A large, mobile pathogenicity island confers plant pathogenicity on Streptomyces species.

Potato scab is a globally important disease caused by polyphyletic plant pathogenic Streptomyces species. Streptomyces acidiscabies, Streptomyces scabies and Streptomyces turgidiscabies possess a conserved biosynthetic pathway for the nitrated dipeptide phytotoxin thaxtomin. These pathogens also possess the nec1 gene which encodes a necrogenic protein that is an independent virulence factor. In this article we describe a large (325-660 kb) pathogenicity island (PAI) conserved among these three plant pathogenic Streptomyces species. A partial DNA sequence of this PAI revealed the thaxtomin biosynthetic pathway, nec1, a putative tomatinase gene, and many mobile genetic elements. In addition, the PAI from S. turgidiscabies contains a plant fasciation (fas) operon homologous to and colinear with the fas operon in the plant pathogen Rhodococcus fascians. The PAI was mobilized during mating from S. turgidiscabies to the non-pathogens Streptomyces coelicolor and Streptomyces diastatochromogenes on a 660 kb DNA element and integrated site-specifically into a putative integral membrane lipid kinase. Acquisition of the PAI conferred a pathogenic phenotype on S. diastatochromogenes but not on S. coelicolor. This PAI is the first to be described in a Gram-positive plant pathogenic bacterium and is responsible for the emergence of new plant pathogenic Streptomyces species in agricultural systems.

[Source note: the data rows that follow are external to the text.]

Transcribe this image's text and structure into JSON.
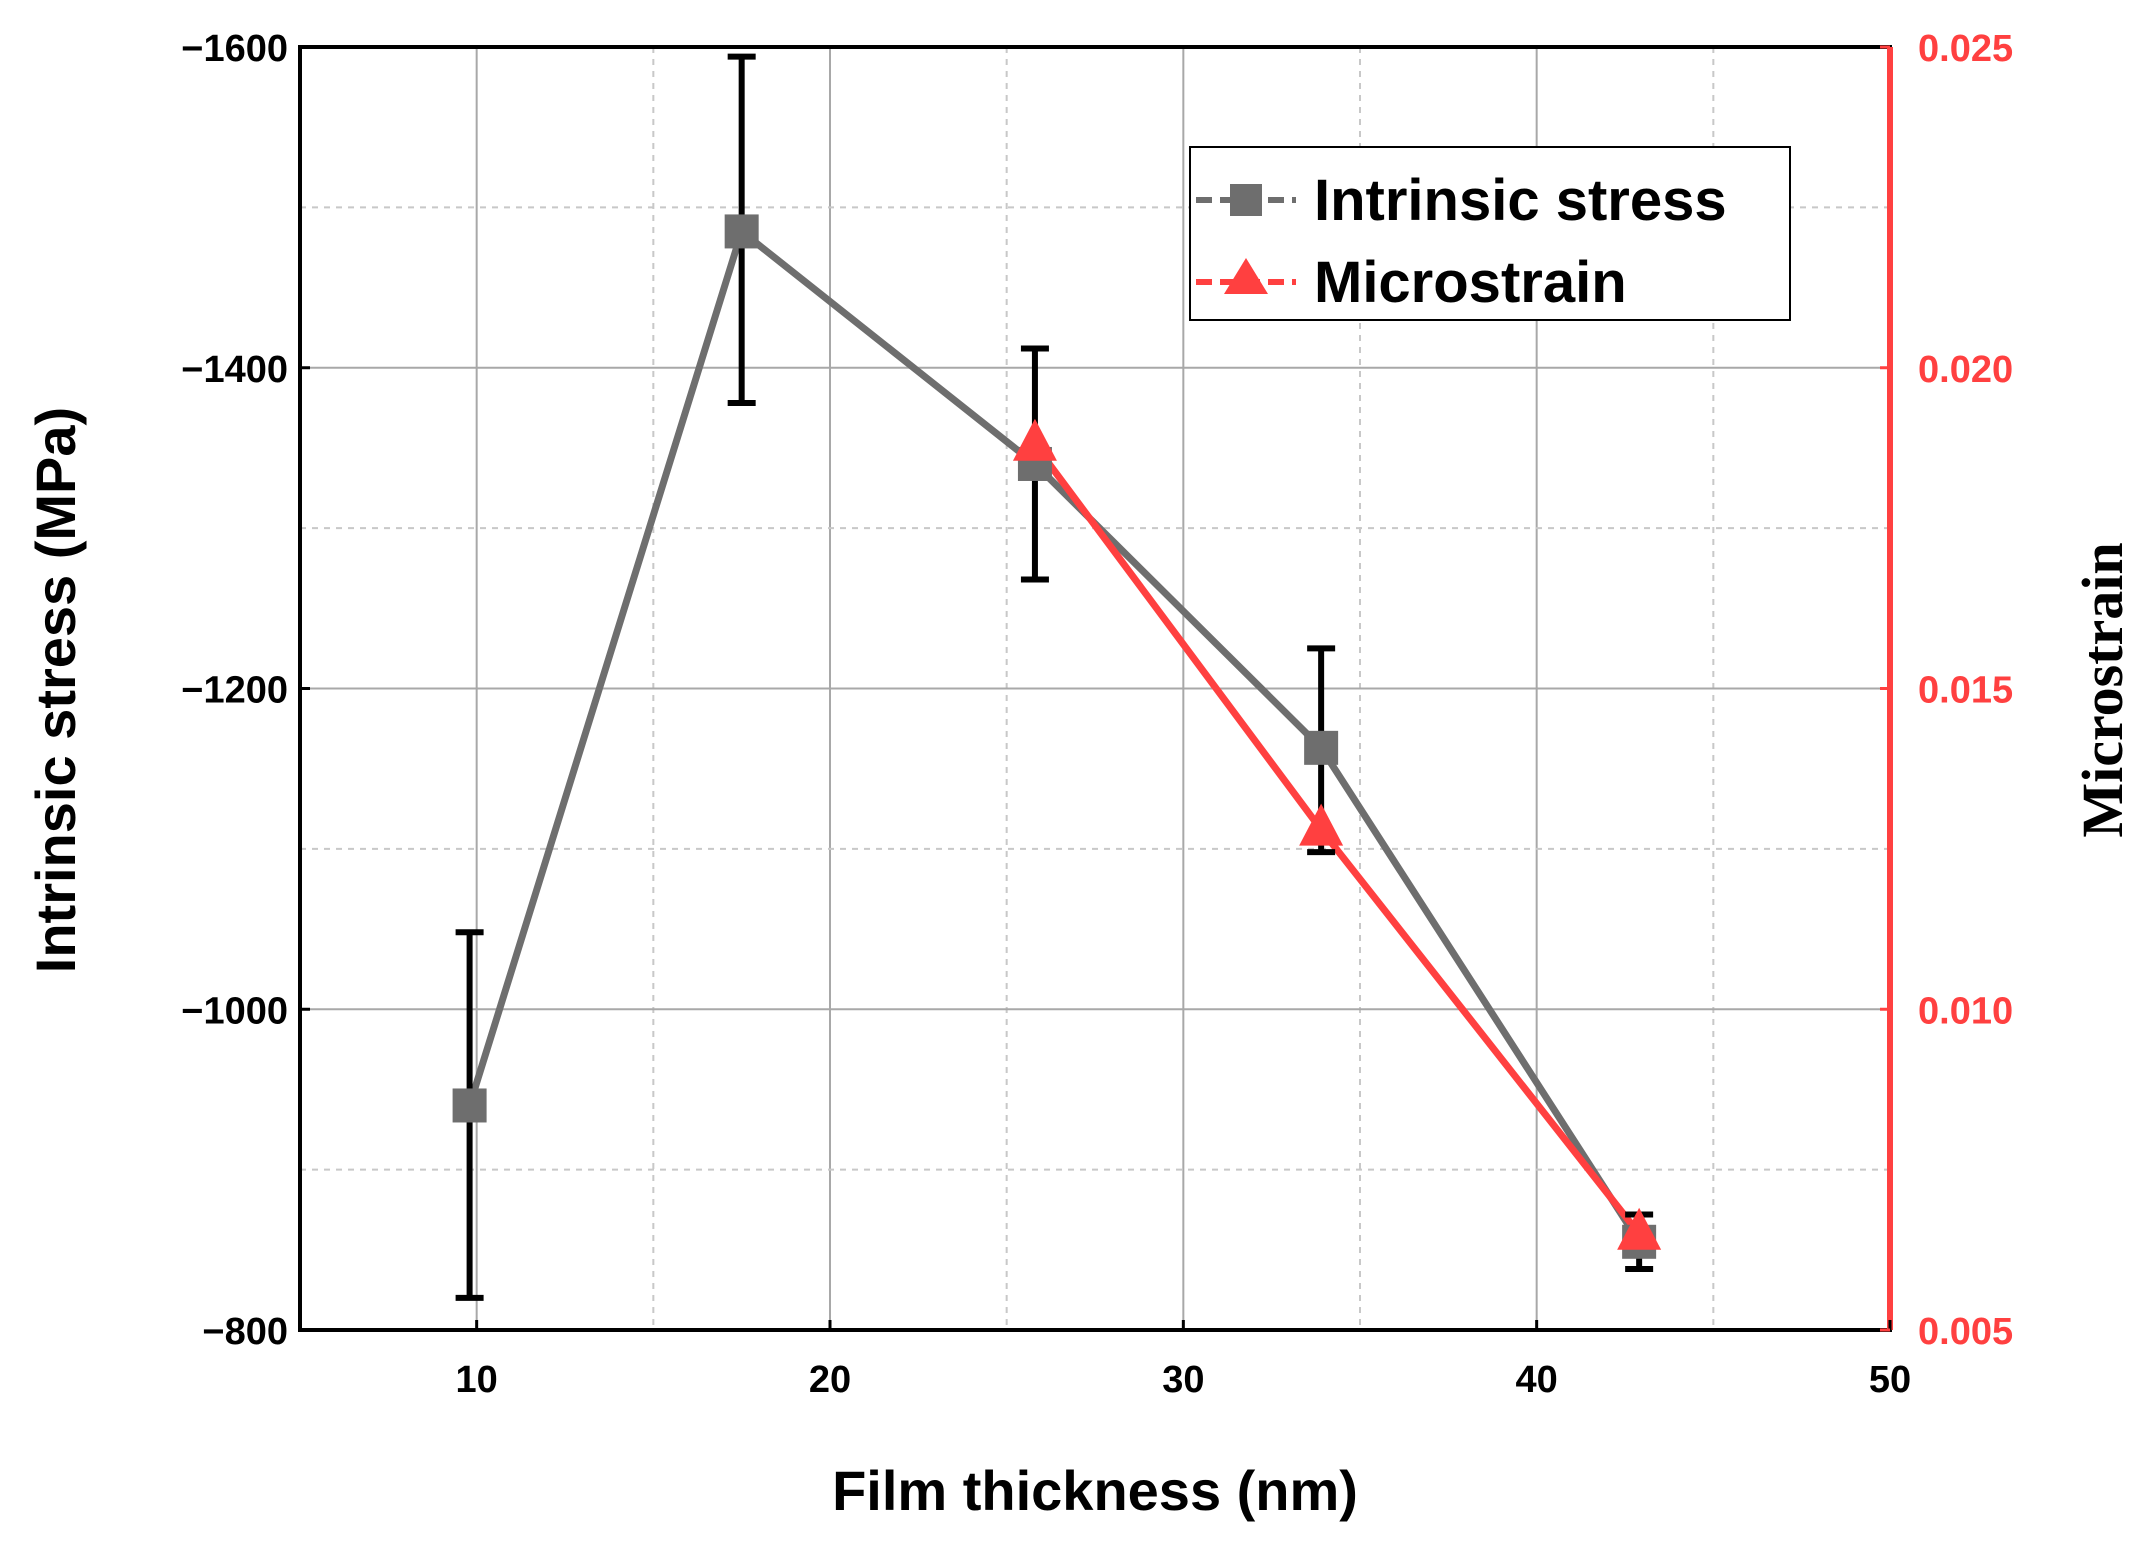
{
  "chart_data": {
    "type": "line",
    "title": "",
    "xlabel": "Film thickness (nm)",
    "ylabel": "Intrinsic stress (MPa)",
    "y2label": "Microstrain",
    "xlim": [
      5,
      50
    ],
    "ylim": [
      -800,
      -1600
    ],
    "y2lim": [
      0.005,
      0.025
    ],
    "x_ticks": [
      "10",
      "20",
      "30",
      "40",
      "50"
    ],
    "y_ticks": [
      "−1600",
      "−1400",
      "−1200",
      "−1000",
      "−800"
    ],
    "y2_ticks": [
      "0.025",
      "0.020",
      "0.015",
      "0.010",
      "0.005"
    ],
    "grid": true,
    "legend_position": "top-right",
    "series": [
      {
        "name": "Intrinsic stress",
        "axis": "left",
        "marker": "square",
        "color": "#6e6e6e",
        "x": [
          9.8,
          17.5,
          25.8,
          33.9,
          42.9
        ],
        "values": [
          -940,
          -1485,
          -1340,
          -1163,
          -855
        ],
        "err_low": [
          -820,
          -1378,
          -1268,
          -1098,
          -838
        ],
        "err_high": [
          -1048,
          -1594,
          -1412,
          -1225,
          -872
        ]
      },
      {
        "name": "Microstrain",
        "axis": "right",
        "marker": "triangle",
        "color": "#ff4040",
        "x": [
          25.8,
          33.9,
          42.9
        ],
        "values": [
          0.0188,
          0.0128,
          0.0065
        ]
      }
    ]
  },
  "colors": {
    "stress": "#6e6e6e",
    "microstrain": "#ff4040",
    "error_bar": "#000000",
    "grid": "#bdbdbd",
    "right_axis": "#ff4040"
  }
}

Horizontal transfer of the plant virulence gene, nec1, and flanking sequences among genetically distinct Streptomyces strains in the Diastatochromogenes cluster.

Evidence for the horizontal transfer of a pathogenicity island (PAI) carrying the virulence gene nec1 and flanking sequences among Streptomyces strains in the Diastatochromogenes cluster is presented. Plant-pathogenic, thaxtomin-producing Streptomyces strains, previously classified as S. scabiei based on the conventionally used phenotypic characteristics, were found to be genetically distinct from the type strain of S. scabiei based on DNA relatedness and 16S rDNA sequence analysis. Pairwise DNA-DNA hybridizations between some of these strains and the S. scabiei type strain were as low as 36%, a value much below what is conventionally accepted for species identity (70%). The sequence of the nec1 gene, however, was identical in all the S. scabiei and S. scabiei-like strains tested, irrespective of their DNA relatedness to the type strain of S. scabiei, their geographic origin, or the isolation host. Furthermore, a 26-kb DNA fragment including and flanking nec1 was also conserved among these strains based on restriction and Southern analyses. These data indicate that the etiology of potato scab is more complex than previously recognized; this result has important implications for potato scab management strategies. Previous research has suggested that horizontal transfer of a PAI was the mechanism for evolution of pathogenicity in S. acidiscabies and S. turgidiscabies, species that lie outside of the Diastatochromogenes cluster. Data presented here support this model and indicate that PAI transfer also has occurred frequently in species closely related to S. scabiei.